YAZARLARIMIZ
İbrahim Demirel
Serbest Muhasebeci Mali Müşavir
Marka Vekili, Patent Vekili, Bilirkişi
ibrahimcelikli@mynet.com



Kur Farkı Mevzuu ve Uygulamalarına Genel Bir Bakış ve Çözüm Önerisi

I. GİRİŞ

Makalemizde VUK Madde 215 / 2-b fıkrası gereğince düzenlenen, bedelin yabancı para birimi cinsinden belirtildiği işlemler dolayısıyla kur farkı uygulamasını işleyeceğiz. Konu ile ilgili yeterince açıklayıcı düzenleme yapılmadığı için, işletmelerin farklı farklı kur farkı uygulamaları yaptığına şahit oluyoruz.
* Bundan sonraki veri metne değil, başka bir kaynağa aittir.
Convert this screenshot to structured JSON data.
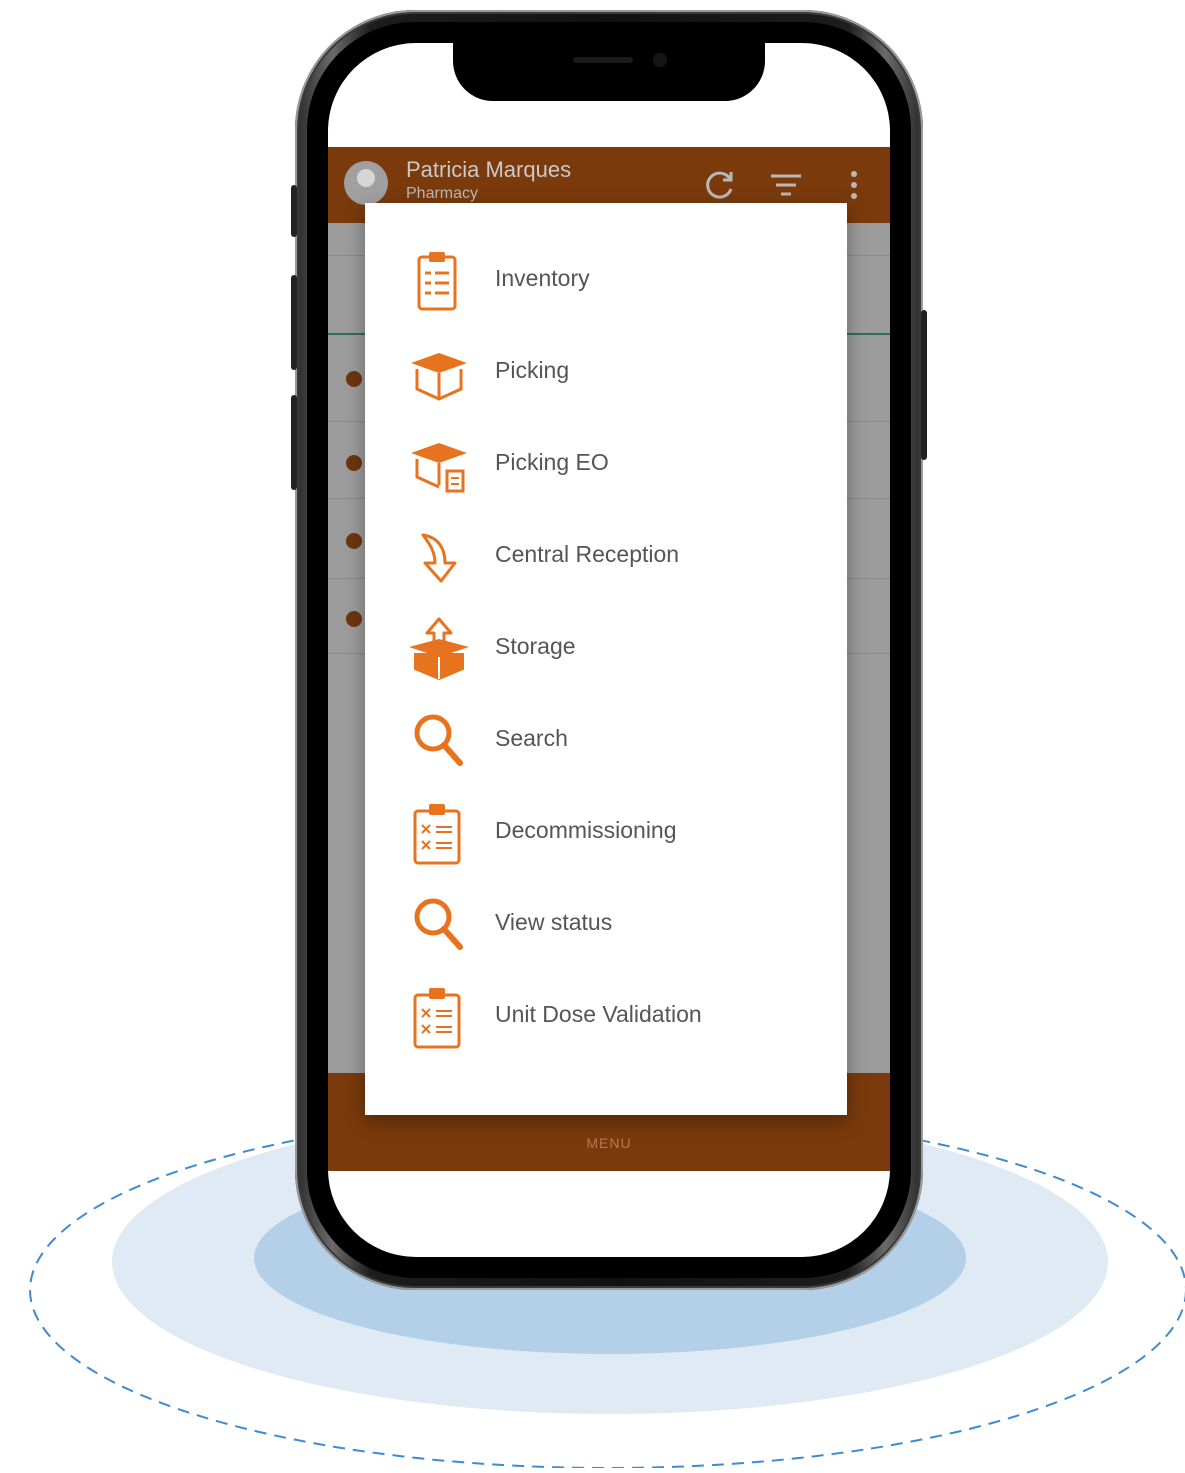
{
  "header": {
    "user_name": "Patricia Marques",
    "user_role": "Pharmacy"
  },
  "menu": {
    "items": [
      {
        "label": "Inventory",
        "icon": "clipboard-list-icon"
      },
      {
        "label": "Picking",
        "icon": "open-box-icon"
      },
      {
        "label": "Picking EO",
        "icon": "open-box-document-icon"
      },
      {
        "label": "Central Reception",
        "icon": "curved-arrow-icon"
      },
      {
        "label": "Storage",
        "icon": "box-upload-icon"
      },
      {
        "label": "Search",
        "icon": "search-icon"
      },
      {
        "label": "Decommissioning",
        "icon": "clipboard-x-icon"
      },
      {
        "label": "View status",
        "icon": "search-icon"
      },
      {
        "label": "Unit Dose Validation",
        "icon": "clipboard-x-icon"
      }
    ]
  },
  "bottom_bar": {
    "label": "MENU"
  },
  "colors": {
    "accent": "#e8731e",
    "appbar": "#7a3a0c",
    "backdrop_light": "#dfeaf5",
    "backdrop_dark": "#b4cfe8",
    "dashed_ring": "#3f8bd0"
  }
}
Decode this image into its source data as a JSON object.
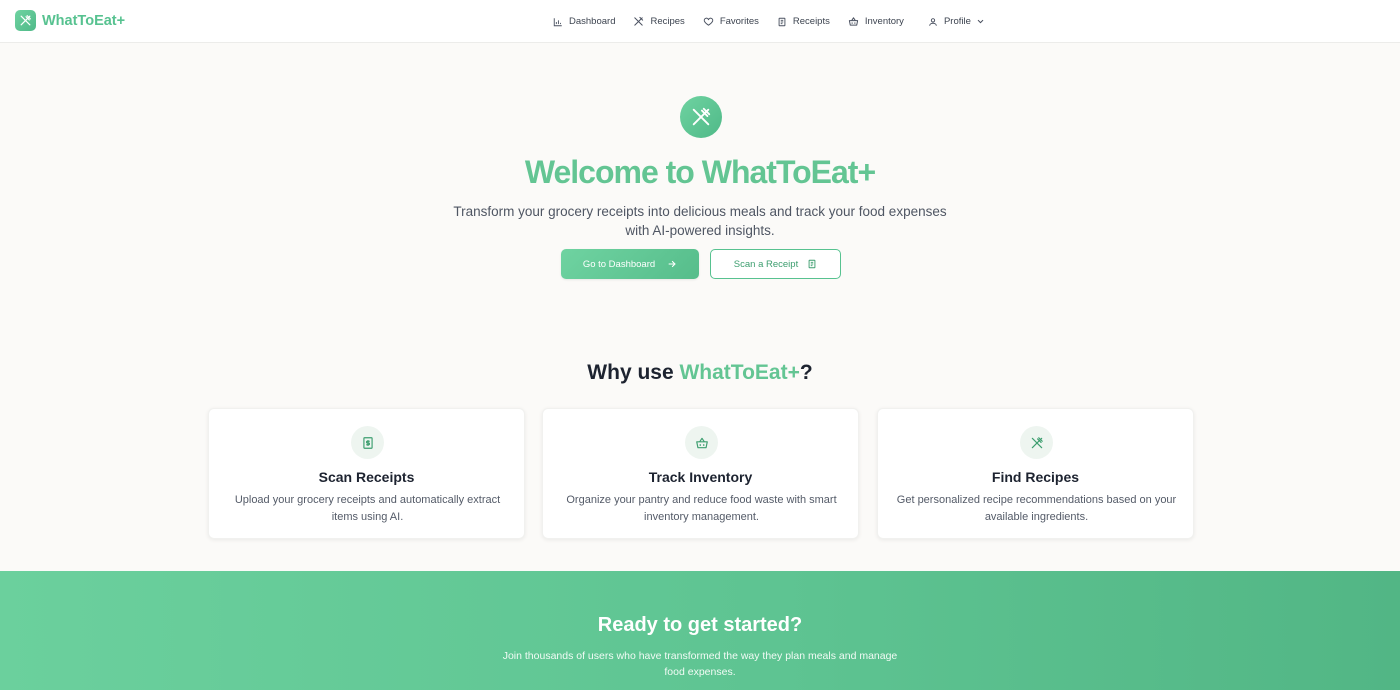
{
  "app": {
    "name": "WhatToEat+",
    "colors": {
      "accent": "#5ec492",
      "accent_dark": "#3d9e6f",
      "background": "#fbfaf8"
    }
  },
  "nav": {
    "items": [
      {
        "label": "Dashboard",
        "icon": "bar-chart-icon"
      },
      {
        "label": "Recipes",
        "icon": "utensils-icon"
      },
      {
        "label": "Favorites",
        "icon": "heart-icon"
      },
      {
        "label": "Receipts",
        "icon": "receipt-icon"
      },
      {
        "label": "Inventory",
        "icon": "basket-icon"
      }
    ],
    "profile": {
      "label": "Profile",
      "icon": "user-icon"
    }
  },
  "hero": {
    "icon": "utensils-icon",
    "title": "Welcome to WhatToEat+",
    "subtitle": "Transform your grocery receipts into delicious meals and track your food expenses with AI-powered insights.",
    "primary_button": "Go to Dashboard",
    "secondary_button": "Scan a Receipt"
  },
  "why": {
    "title_prefix": "Why use ",
    "title_accent": "WhatToEat+",
    "title_suffix": "?",
    "cards": [
      {
        "icon": "receipt-icon",
        "title": "Scan Receipts",
        "description": "Upload your grocery receipts and automatically extract items using AI."
      },
      {
        "icon": "basket-icon",
        "title": "Track Inventory",
        "description": "Organize your pantry and reduce food waste with smart inventory management."
      },
      {
        "icon": "utensils-icon",
        "title": "Find Recipes",
        "description": "Get personalized recipe recommendations based on your available ingredients."
      }
    ]
  },
  "cta": {
    "title": "Ready to get started?",
    "subtitle": "Join thousands of users who have transformed the way they plan meals and manage food expenses."
  }
}
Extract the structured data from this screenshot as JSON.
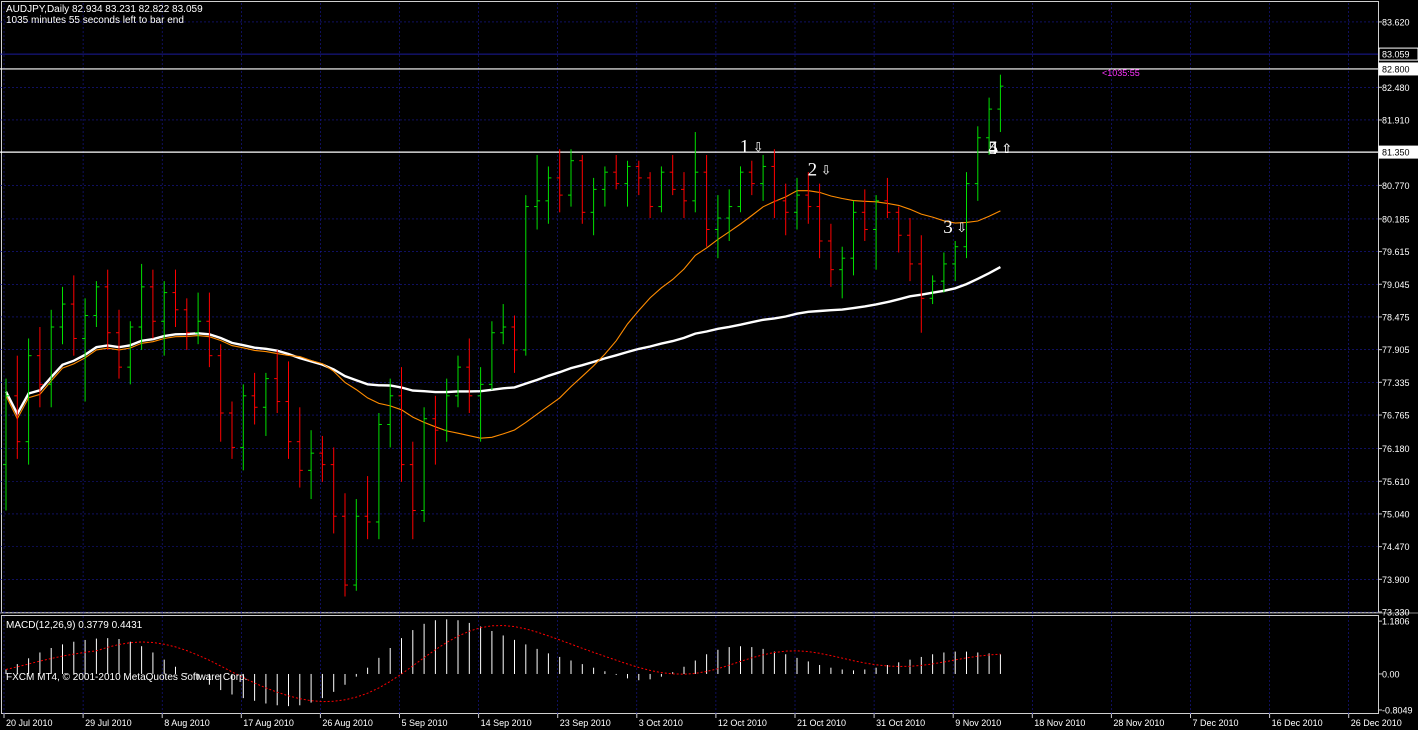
{
  "header": {
    "symbol_info": "AUDJPY,Daily  82.934 83.231 82.822 83.059",
    "countdown": "1035 minutes 55 seconds left to bar end"
  },
  "macd_header": "MACD(12,26,9) 0.3779 0.4431",
  "copyright": "FXCM MT4, © 2001-2010 MetaQuotes Software Corp.",
  "bar_countdown_label": "<1035:55",
  "colors": {
    "background": "#000000",
    "bull": "#00e000",
    "bear": "#ff0000",
    "ma_fast": "#ff8c00",
    "ma_slow": "#ffffff",
    "grid": "#1a1a9a",
    "hline": "#ffffff"
  },
  "chart_data": {
    "type": "candlestick",
    "price_axis": {
      "ticks": [
        "83.620",
        "83.059",
        "82.800",
        "82.480",
        "81.910",
        "81.350",
        "80.770",
        "80.185",
        "79.615",
        "79.045",
        "78.475",
        "77.905",
        "77.335",
        "76.765",
        "76.180",
        "75.610",
        "75.040",
        "74.470",
        "73.900",
        "73.330"
      ],
      "range": [
        73.33,
        83.95
      ]
    },
    "time_axis": {
      "labels": [
        "20 Jul 2010",
        "29 Jul 2010",
        "8 Aug 2010",
        "17 Aug 2010",
        "26 Aug 2010",
        "5 Sep 2010",
        "14 Sep 2010",
        "23 Sep 2010",
        "3 Oct 2010",
        "12 Oct 2010",
        "21 Oct 2010",
        "31 Oct 2010",
        "9 Nov 2010",
        "18 Nov 2010",
        "28 Nov 2010",
        "7 Dec 2010",
        "16 Dec 2010",
        "26 Dec 2010"
      ],
      "labels_per_tick_bars": 7
    },
    "horizontal_lines": [
      82.8,
      81.35
    ],
    "current_price": 83.059,
    "annotations": [
      {
        "label": "1",
        "arrow": "⇩",
        "bar": 66
      },
      {
        "label": "2",
        "arrow": "⇩",
        "bar": 72
      },
      {
        "label": "3",
        "arrow": "⇩",
        "bar": 84
      },
      {
        "label": "4",
        "arrow": "⇧",
        "bar": 89
      },
      {
        "label": "5",
        "arrow": "⇧",
        "bar": 95
      }
    ],
    "bars": [
      [
        75.9,
        77.4,
        75.1,
        77.1
      ],
      [
        77.1,
        77.8,
        76.0,
        76.3
      ],
      [
        76.3,
        78.1,
        75.9,
        77.8
      ],
      [
        77.8,
        78.3,
        76.9,
        77.3
      ],
      [
        77.3,
        78.6,
        76.9,
        78.3
      ],
      [
        78.3,
        79.0,
        78.0,
        78.7
      ],
      [
        78.7,
        79.2,
        77.8,
        78.1
      ],
      [
        78.1,
        78.8,
        77.0,
        78.5
      ],
      [
        78.5,
        79.1,
        78.3,
        79.0
      ],
      [
        79.0,
        79.3,
        77.9,
        78.2
      ],
      [
        78.2,
        78.6,
        77.4,
        77.6
      ],
      [
        77.6,
        78.4,
        77.3,
        78.3
      ],
      [
        78.3,
        79.4,
        77.9,
        79.0
      ],
      [
        79.0,
        79.3,
        78.1,
        78.4
      ],
      [
        78.4,
        79.1,
        77.8,
        78.9
      ],
      [
        78.9,
        79.3,
        78.3,
        78.6
      ],
      [
        78.6,
        78.8,
        77.9,
        78.2
      ],
      [
        78.2,
        78.9,
        78.0,
        78.4
      ],
      [
        78.4,
        78.9,
        77.6,
        77.8
      ],
      [
        77.8,
        78.0,
        76.3,
        76.8
      ],
      [
        76.8,
        77.0,
        76.0,
        76.2
      ],
      [
        76.2,
        77.3,
        75.8,
        77.1
      ],
      [
        77.1,
        77.5,
        76.6,
        76.9
      ],
      [
        76.9,
        77.5,
        76.4,
        77.4
      ],
      [
        77.4,
        77.9,
        76.8,
        77.0
      ],
      [
        77.0,
        77.7,
        76.0,
        76.3
      ],
      [
        76.3,
        76.9,
        75.5,
        75.8
      ],
      [
        75.8,
        76.5,
        75.3,
        76.1
      ],
      [
        76.1,
        76.4,
        75.6,
        75.9
      ],
      [
        75.9,
        76.2,
        74.7,
        75.0
      ],
      [
        75.0,
        75.4,
        73.6,
        73.8
      ],
      [
        73.8,
        75.3,
        73.7,
        75.0
      ],
      [
        75.0,
        75.7,
        74.6,
        74.9
      ],
      [
        74.9,
        76.8,
        74.6,
        76.6
      ],
      [
        76.6,
        77.4,
        76.2,
        77.1
      ],
      [
        77.1,
        77.6,
        75.6,
        75.9
      ],
      [
        75.9,
        76.3,
        74.6,
        75.1
      ],
      [
        75.1,
        76.9,
        74.9,
        76.7
      ],
      [
        76.7,
        77.1,
        75.9,
        76.5
      ],
      [
        76.5,
        77.4,
        76.3,
        77.1
      ],
      [
        77.1,
        77.8,
        76.9,
        77.6
      ],
      [
        77.6,
        78.1,
        76.8,
        77.1
      ],
      [
        77.1,
        77.6,
        76.3,
        77.3
      ],
      [
        77.3,
        78.4,
        77.2,
        78.2
      ],
      [
        78.2,
        78.7,
        78.0,
        78.3
      ],
      [
        78.3,
        78.5,
        77.5,
        77.9
      ],
      [
        77.9,
        80.6,
        77.8,
        80.4
      ],
      [
        80.4,
        81.3,
        80.0,
        80.5
      ],
      [
        80.5,
        81.1,
        80.1,
        80.9
      ],
      [
        80.9,
        81.4,
        80.3,
        80.6
      ],
      [
        80.6,
        81.4,
        80.4,
        81.2
      ],
      [
        81.2,
        81.3,
        80.1,
        80.3
      ],
      [
        80.3,
        80.9,
        79.9,
        80.7
      ],
      [
        80.7,
        81.1,
        80.4,
        81.0
      ],
      [
        81.0,
        81.3,
        80.7,
        80.8
      ],
      [
        80.8,
        81.2,
        80.4,
        81.1
      ],
      [
        81.1,
        81.2,
        80.6,
        80.9
      ],
      [
        80.9,
        81.0,
        80.2,
        80.4
      ],
      [
        80.4,
        81.1,
        80.3,
        81.0
      ],
      [
        81.0,
        81.3,
        80.6,
        80.7
      ],
      [
        80.7,
        81.0,
        80.2,
        80.5
      ],
      [
        80.5,
        81.7,
        80.3,
        81.0
      ],
      [
        81.0,
        81.3,
        79.7,
        80.0
      ],
      [
        80.0,
        80.6,
        79.5,
        80.2
      ],
      [
        80.2,
        80.7,
        79.8,
        80.4
      ],
      [
        80.4,
        81.1,
        80.3,
        81.0
      ],
      [
        81.0,
        81.2,
        80.6,
        80.8
      ],
      [
        80.8,
        81.3,
        80.5,
        81.1
      ],
      [
        81.1,
        81.4,
        80.2,
        80.5
      ],
      [
        80.5,
        80.8,
        79.9,
        80.3
      ],
      [
        80.3,
        80.9,
        80.0,
        80.6
      ],
      [
        80.6,
        81.0,
        80.1,
        80.4
      ],
      [
        80.4,
        80.8,
        79.5,
        79.8
      ],
      [
        79.8,
        80.1,
        79.0,
        79.3
      ],
      [
        79.3,
        79.7,
        78.8,
        79.5
      ],
      [
        79.5,
        80.5,
        79.2,
        80.3
      ],
      [
        80.3,
        80.7,
        79.8,
        80.0
      ],
      [
        80.0,
        80.6,
        79.3,
        80.5
      ],
      [
        80.5,
        80.9,
        80.2,
        80.3
      ],
      [
        80.3,
        80.4,
        79.6,
        79.9
      ],
      [
        79.9,
        80.2,
        79.1,
        79.4
      ],
      [
        79.4,
        79.9,
        78.2,
        78.8
      ],
      [
        78.8,
        79.2,
        78.7,
        79.1
      ],
      [
        79.1,
        79.6,
        78.9,
        79.4
      ],
      [
        79.4,
        79.8,
        79.1,
        79.7
      ],
      [
        79.7,
        81.0,
        79.5,
        80.8
      ],
      [
        80.8,
        81.8,
        80.5,
        81.6
      ],
      [
        81.6,
        82.3,
        81.3,
        82.1
      ],
      [
        82.1,
        82.7,
        81.7,
        82.5
      ]
    ],
    "macd": {
      "axis_ticks": [
        "1.1806",
        "0.00",
        "-0.8049"
      ],
      "range": [
        -0.85,
        1.25
      ],
      "hist": [
        0.1,
        0.22,
        0.35,
        0.48,
        0.58,
        0.66,
        0.72,
        0.76,
        0.79,
        0.8,
        0.78,
        0.72,
        0.62,
        0.48,
        0.32,
        0.16,
        0.02,
        -0.12,
        -0.24,
        -0.36,
        -0.46,
        -0.54,
        -0.6,
        -0.66,
        -0.7,
        -0.72,
        -0.7,
        -0.64,
        -0.54,
        -0.4,
        -0.24,
        -0.06,
        0.14,
        0.36,
        0.58,
        0.8,
        0.98,
        1.12,
        1.2,
        1.22,
        1.2,
        1.14,
        1.06,
        0.96,
        0.86,
        0.76,
        0.66,
        0.56,
        0.46,
        0.38,
        0.3,
        0.22,
        0.14,
        0.06,
        -0.02,
        -0.1,
        -0.14,
        -0.12,
        -0.06,
        0.04,
        0.16,
        0.3,
        0.44,
        0.54,
        0.6,
        0.62,
        0.6,
        0.56,
        0.5,
        0.44,
        0.36,
        0.28,
        0.2,
        0.14,
        0.1,
        0.08,
        0.1,
        0.14,
        0.2,
        0.26,
        0.32,
        0.38,
        0.44,
        0.48,
        0.5,
        0.5,
        0.48,
        0.46,
        0.44
      ],
      "signal_range_note": "signal line drawn from hist smoothing"
    }
  }
}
Bu durumun bir diğer nedeni de vergisel düzenlemeler yapılırken, işin muhasebesel ve uygulama boyutunun göz ardı edilmesidir. Kur farkı uygulaması çift taraflı bir işlem olduğu için, bir tarafın uyguladığı yöntem diğerini de etkilemektedir. Uygulama konusundaki bu belirsizlik, hem vergi uygulaması ve gelirleri açısından, hem de işletmelerin iş ve işlemlerinin mevzuata uygunluğu ve mali tablolarının gerçeği yansıtması bakımından ciddi sorunlara neden olmaktadır. Şimdi konuyu biraz daha açalım

II. MEVZUAT

213 Nolu Vergi Usul Kanunu;

Madde 229 – Fatura, satılan emtia veya yapılan iş karşılığında müşterinin borçlandığı meblağı göstermek üzere emtiayı satan veya işi yapan tüccar tarafından müşteriye verilen ticari vesikadır.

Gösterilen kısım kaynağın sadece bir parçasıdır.